The day of Dad’s car accident we’d thought he was going to die in the ER. Turns out he stopped breathing and had to be resuscitated—the nurse told us after he was brought back. Surprisingly, that was the first time I’d looked my father’s demise in the eye.
I remember saying to Vance, “What would we really do if Dad died? I mean, holy shit, Vance, what would we do?”
Vance’s eyes bulged and he shrugged. “I have no frigging idea what we’d do.”
My father dying, for real, just wasn’t a reality for me. Despite Dad ramping up his drinking to vodka and scotc
h after we lost Mom and waking up covered in his own sick sometimes. Despite the ER doctor’s warning about liver failure.
The curly-haired social worker talked with Vance and me as our unconscious father lay battered and bruised in his ER bed. She basically talked at us for about fifteen minutes. My brother had his glazed-over look on, so I forced myself to pay attention to what the woman said. She asked if Dad had a will. That question stopped Vance and me in our tracks. A will? A will meant dying. Death.
Once we calmed down, Vance surprised me by telling her that he did have one, actually two. A living will and a regular will. He said Dad showed him where they were and everything.

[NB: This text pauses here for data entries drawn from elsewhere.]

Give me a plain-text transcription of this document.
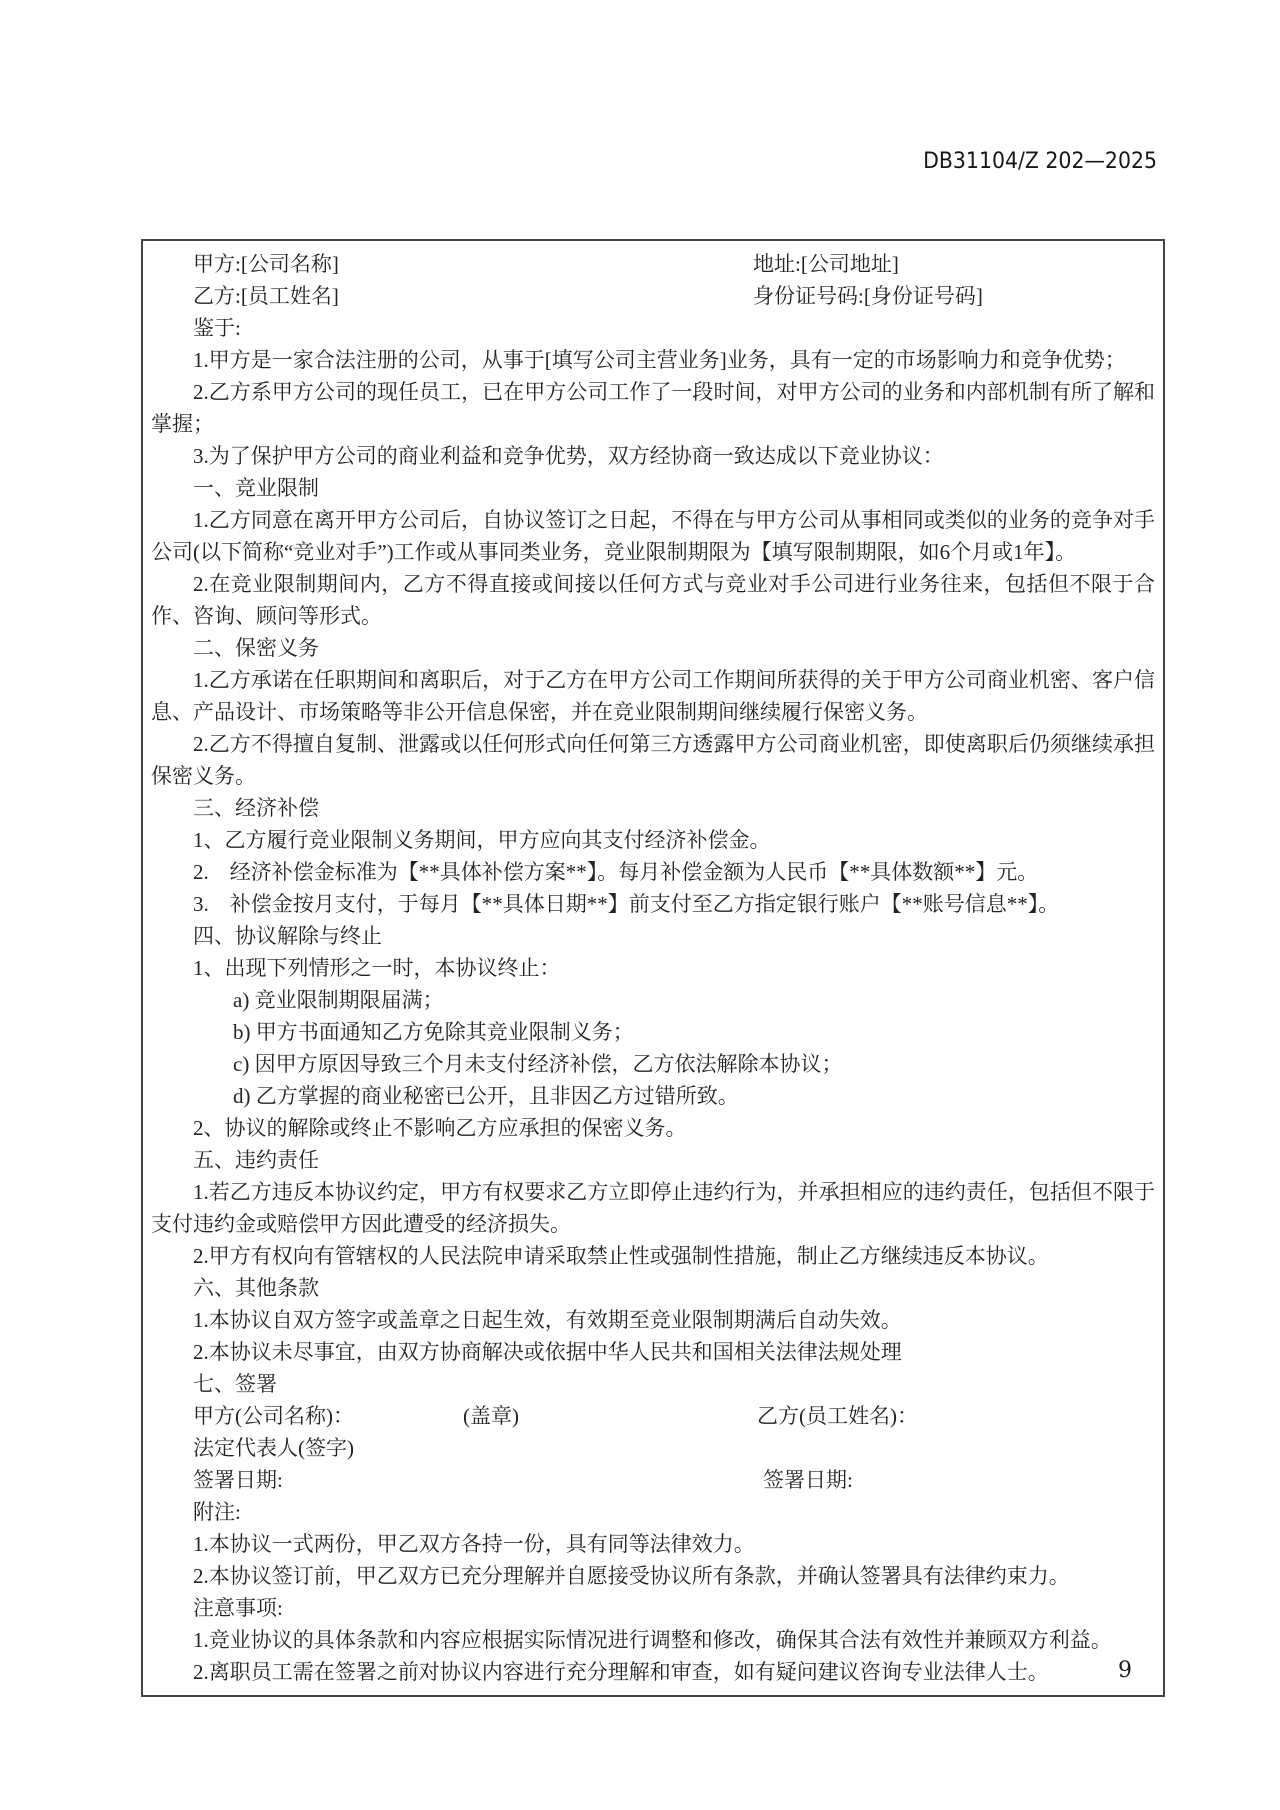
DB31104/Z 202—2025
甲方:[公司名称]	地址:[公司地址]
乙方:[员工姓名]	身份证号码:[身份证号码]
鉴于:
1.甲方是一家合法注册的公司，从事于[填写公司主营业务]业务，具有一定的市场影响力和竞争优势；
2.乙方系甲方公司的现任员工，已在甲方公司工作了一段时间，对甲方公司的业务和内部机制有所了解和掌握；
3.为了保护甲方公司的商业利益和竞争优势，双方经协商一致达成以下竞业协议：
一、竞业限制
1.乙方同意在离开甲方公司后，自协议签订之日起，不得在与甲方公司从事相同或类似的业务的竞争对手公司(以下简称“竞业对手”)工作或从事同类业务，竞业限制期限为【填写限制期限，如6个月或1年】。
2.在竞业限制期间内，乙方不得直接或间接以任何方式与竞业对手公司进行业务往来，包括但不限于合作、咨询、顾问等形式。
二、保密义务
1.乙方承诺在任职期间和离职后，对于乙方在甲方公司工作期间所获得的关于甲方公司商业机密、客户信息、产品设计、市场策略等非公开信息保密，并在竞业限制期间继续履行保密义务。
2.乙方不得擅自复制、泄露或以任何形式向任何第三方透露甲方公司商业机密，即使离职后仍须继续承担保密义务。
三、经济补偿
1、乙方履行竞业限制义务期间，甲方应向其支付经济补偿金。
2.　经济补偿金标准为【**具体补偿方案**】。每月补偿金额为人民币【**具体数额**】元。
3.　补偿金按月支付，于每月【**具体日期**】前支付至乙方指定银行账户【**账号信息**】。
四、协议解除与终止
1、出现下列情形之一时，本协议终止：
a) 竞业限制期限届满；
b) 甲方书面通知乙方免除其竞业限制义务；
c) 因甲方原因导致三个月未支付经济补偿，乙方依法解除本协议；
d) 乙方掌握的商业秘密已公开，且非因乙方过错所致。
2、协议的解除或终止不影响乙方应承担的保密义务。
五、违约责任
1.若乙方违反本协议约定，甲方有权要求乙方立即停止违约行为，并承担相应的违约责任，包括但不限于支付违约金或赔偿甲方因此遭受的经济损失。
2.甲方有权向有管辖权的人民法院申请采取禁止性或强制性措施，制止乙方继续违反本协议。
六、其他条款
1.本协议自双方签字或盖章之日起生效，有效期至竞业限制期满后自动失效。
2.本协议未尽事宜，由双方协商解决或依据中华人民共和国相关法律法规处理
七、签署
甲方(公司名称)：	(盖章)	乙方(员工姓名)：
法定代表人(签字)
签署日期:	签署日期:
附注:
1.本协议一式两份，甲乙双方各持一份，具有同等法律效力。
2.本协议签订前，甲乙双方已充分理解并自愿接受协议所有条款，并确认签署具有法律约束力。
注意事项:
1.竞业协议的具体条款和内容应根据实际情况进行调整和修改，确保其合法有效性并兼顾双方利益。
2.离职员工需在签署之前对协议内容进行充分理解和审查，如有疑问建议咨询专业法律人士。	9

When she actually said the word death, Vance snapped out of it, strung a bunch of curses together, and flung them in the woman’s direction. I remember her ducking down a little bit as he shouted.

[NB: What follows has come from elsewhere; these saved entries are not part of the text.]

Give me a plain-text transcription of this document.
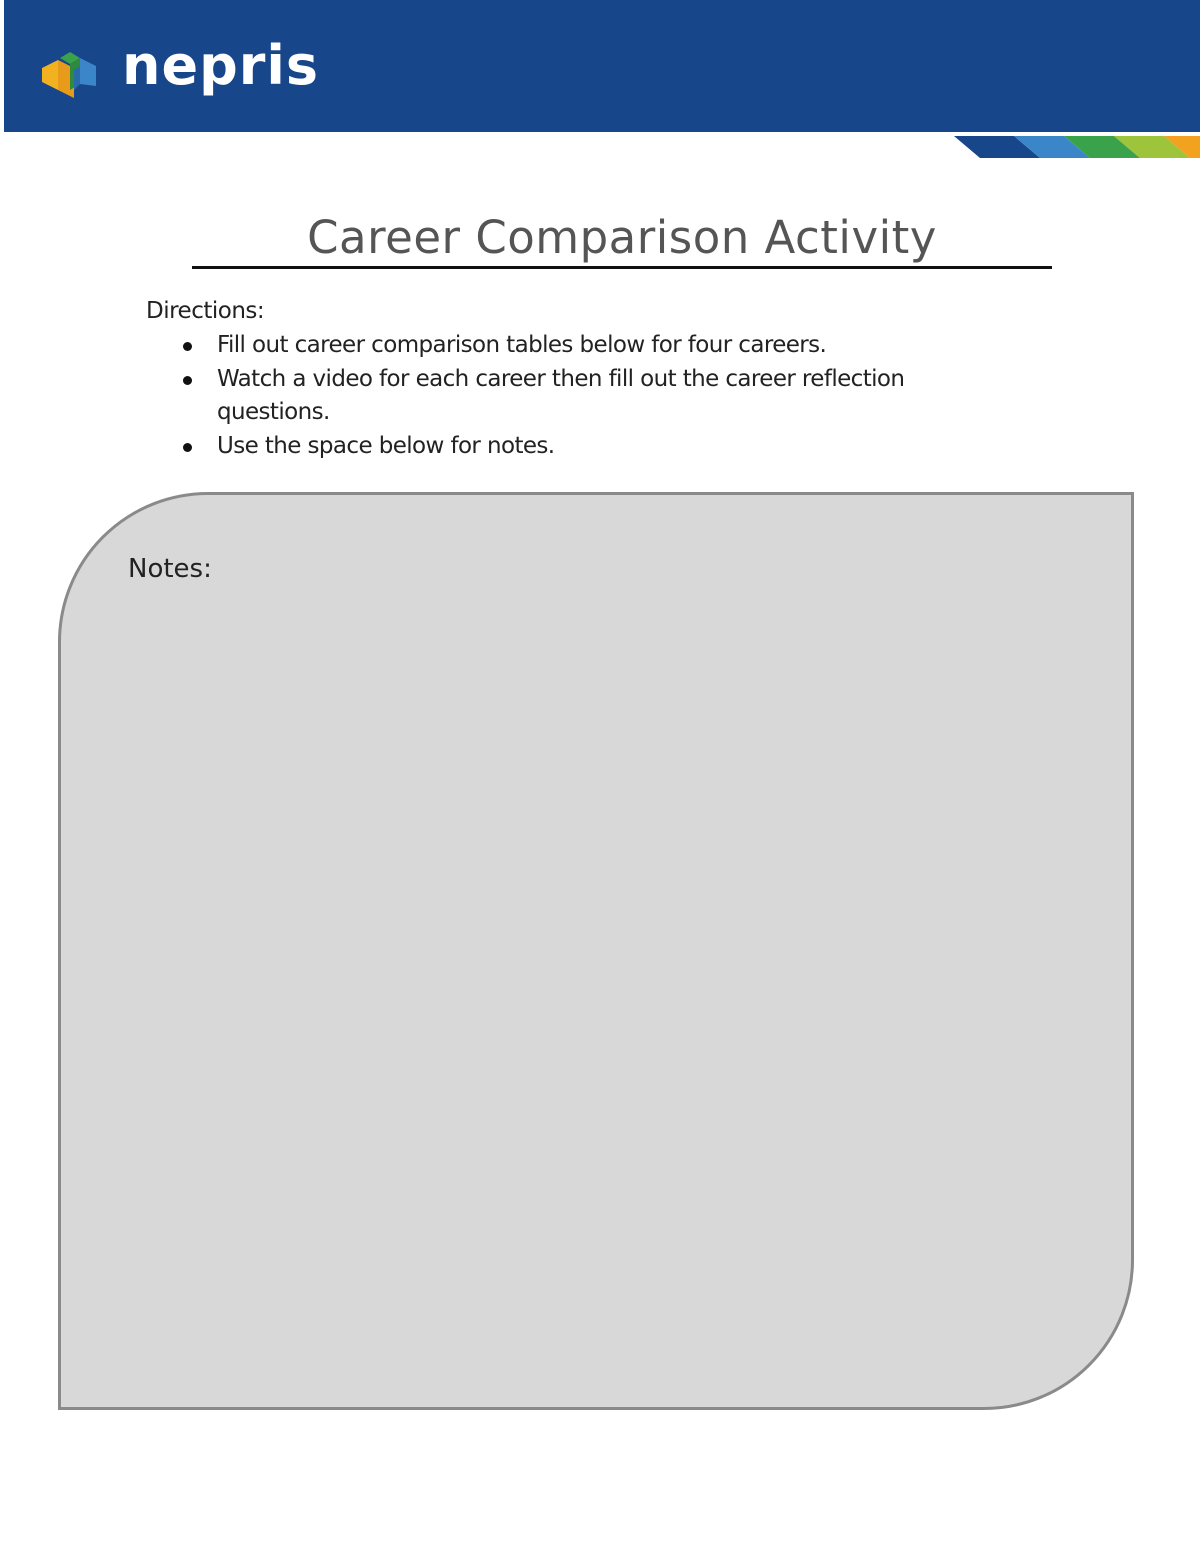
nepris
Career Comparison Activity
Directions:
Fill out career comparison tables below for four careers.
Watch a video for each career then fill out the career reflection
questions.
Use the space below for notes.
Notes:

He’d stormed out, and I apologized to her with sincerity. She drew the meeting to a close rather quickly. I had hundreds of questions floating in my head—the most pressing of which was, Where would I live if my father died? With Vance? Alone? But I didn’t get the chance to ask her right then because my father had a heart attack behind the ER curtains. Every conceivable adult shifted into high gear, including the social worker woman. She yanked me out of the madness, found Vance, and deposited us in the waiting room. We were instructed to sit tight, which neither of us did once she was out of sight. Vance paced the length of the rectangular room, and I was up and down from my seat—getting drinks from the water fountain, going to the bathroom, grabbing a magazine, putting the magazine back.
He didn’t die that day. Obviously. He came to after the heart attack and then proceeded to shake uncontrollably, an apparent side effect from alcohol withdrawal.
That whole disaster was only two weeks ago, and my father never regained full health. They’d kept him in the hospital for almost a week and sent him home to finish recovering. Each day he was home “recovering,” he drank himself into a stupor. Last week, I noticed the yellow hue to his skin.